Une justification très étonnante, puisqu’à chaque grève, une nuée de journalistes se précipite sur chaque passager en retard pour lui faire dire du mal des mouvements sociaux. Encore une fois, c’est une entrave à la liberté de la presse. Même si l’enjeu est moindre, cette affaire révèle le recul généralisé du droit à l’information. La volonté de contrôle des médias s’immisce partout.

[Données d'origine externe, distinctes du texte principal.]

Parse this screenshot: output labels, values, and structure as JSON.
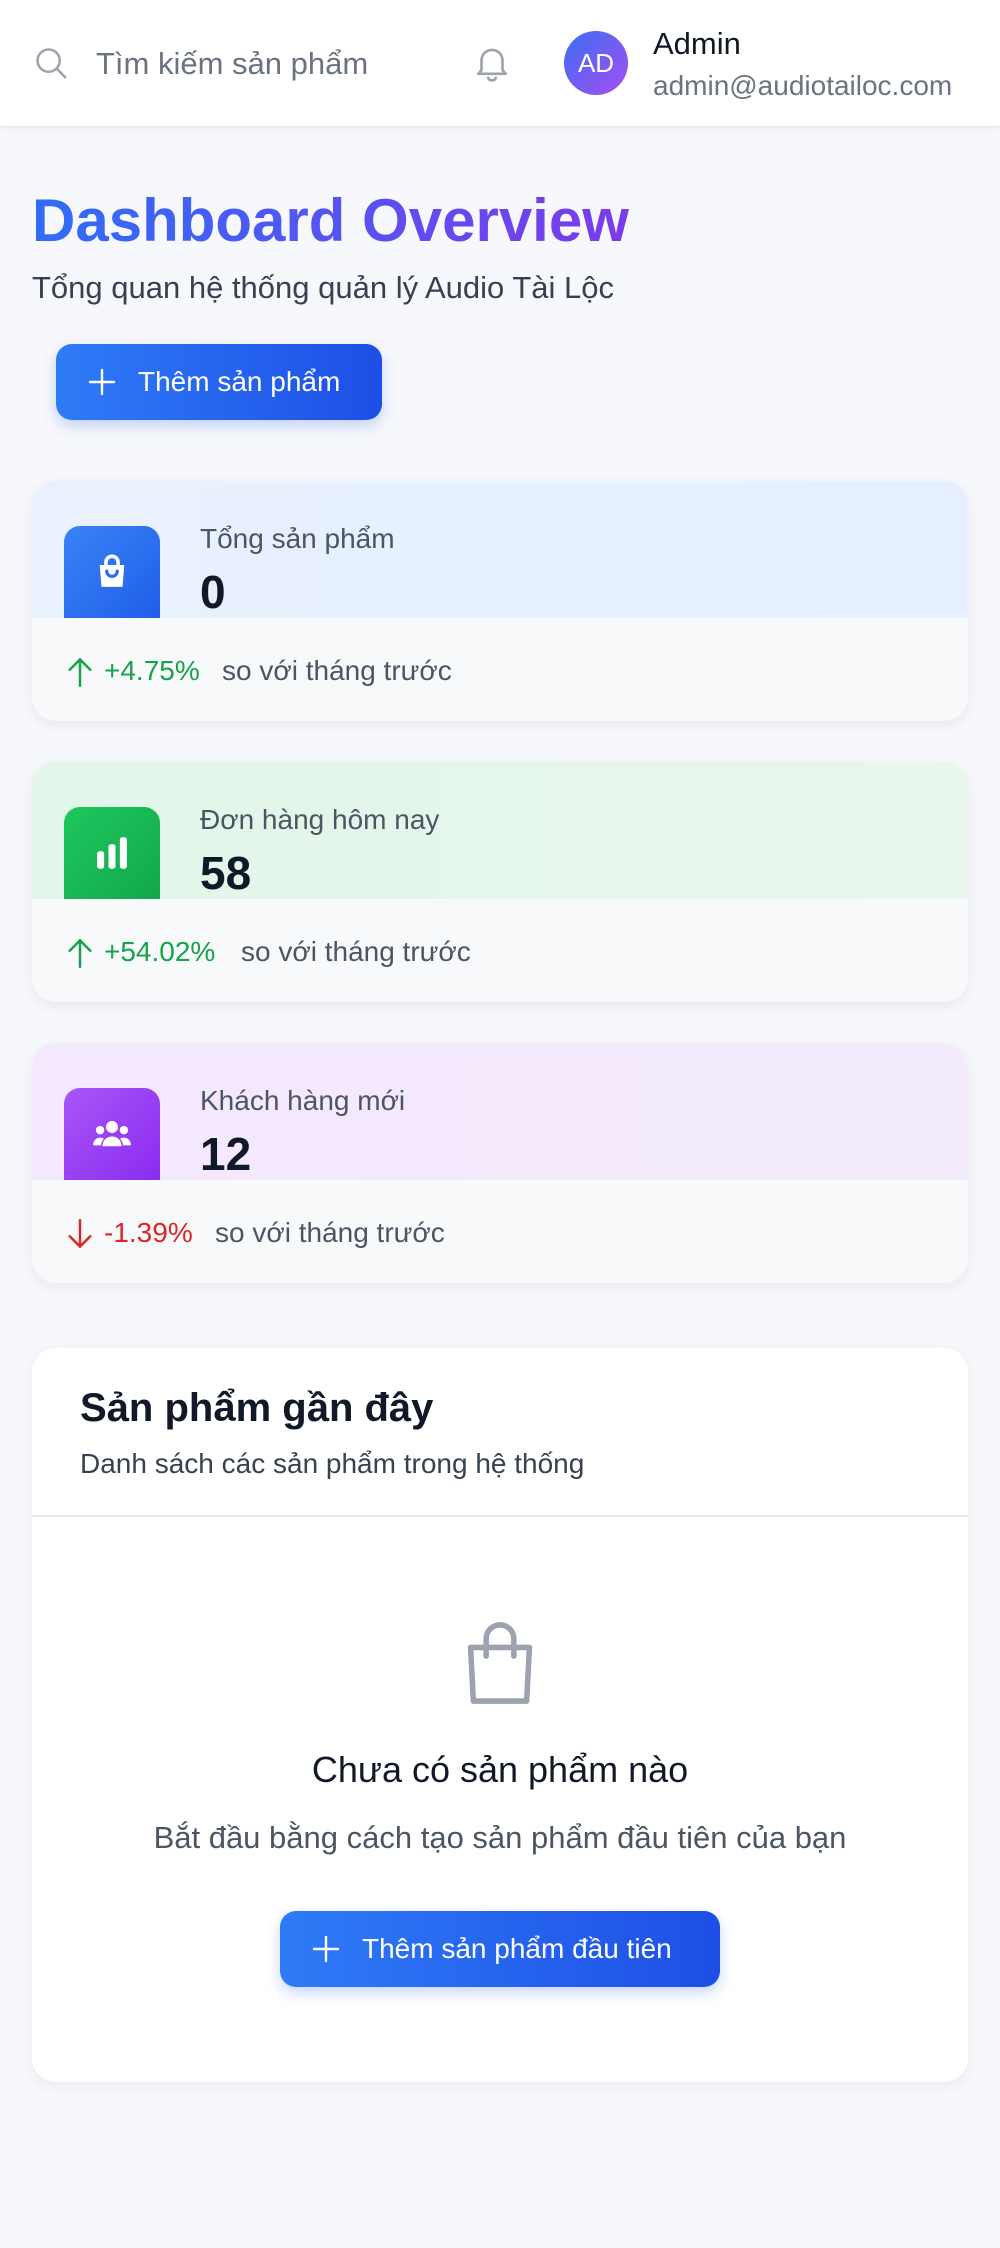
{
  "header": {
    "search_placeholder": "Tìm kiếm sản phẩm...",
    "user": {
      "initials": "AD",
      "name": "Admin",
      "email": "admin@audiotailoc.com"
    }
  },
  "page": {
    "title": "Dashboard Overview",
    "subtitle": "Tổng quan hệ thống quản lý Audio Tài Lộc",
    "add_button_label": "Thêm sản phẩm"
  },
  "stats": [
    {
      "label": "Tổng sản phẩm",
      "value": "0",
      "change": "+4.75%",
      "direction": "up",
      "comparison": "so với tháng trước",
      "icon": "shopping-bag-icon",
      "color": "#2563eb"
    },
    {
      "label": "Đơn hàng hôm nay",
      "value": "58",
      "change": "+54.02%",
      "direction": "up",
      "comparison": "so với tháng trước",
      "icon": "bar-chart-icon",
      "color": "#16a34a"
    },
    {
      "label": "Khách hàng mới",
      "value": "12",
      "change": "-1.39%",
      "direction": "down",
      "comparison": "so với tháng trước",
      "icon": "users-icon",
      "color": "#9333ea"
    }
  ],
  "recent_products": {
    "title": "Sản phẩm gần đây",
    "subtitle": "Danh sách các sản phẩm trong hệ thống",
    "empty_title": "Chưa có sản phẩm nào",
    "empty_text": "Bắt đầu bằng cách tạo sản phẩm đầu tiên của bạn",
    "empty_button_label": "Thêm sản phẩm đầu tiên"
  },
  "colors": {
    "accent": "#2563eb",
    "positive": "#16a34a",
    "negative": "#dc2626"
  }
}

La France organise le recul à l’échelle européenne

Pour couronner le tout, le Parlement européen étudie actuellement une mesure baptisée «Media Freedom Act». À la base, il s’agit d’un règlement qui vise à lutter contre la concentration des médias dans l’espace communautaire et protéger leur indépendance. Une intention louable. Mais dans une époque de règne de la perversité généralisée, c’est l’inverse qui risque de se produire : le «Media Freedom Act» pourrait permettre de surveiller les journalistes. En effet, le texte a été largement réécrit par la France, qui s’est montrée très insistante auprès du Conseil de l’Union Européenne pour ajouter des exceptions : la possibilité pour les États, au nom de la sécurité nationale, de surveiller les journalistes afin d’identifier leurs sources.

Tout cela fait suite à des années de répression, souvent brutale, des petits médias indépendants. Tout est fait pour mettre au pas la presse, surtout si elle ne sert pas la soupe du pouvoir. S’il reste un peu de sentiment de fierté au sein de la profession journalistique, il est plus que temps que les salarié-es des médias dénoncent ces attaques et le régime autoritaire qui s’installe inexorablement en France.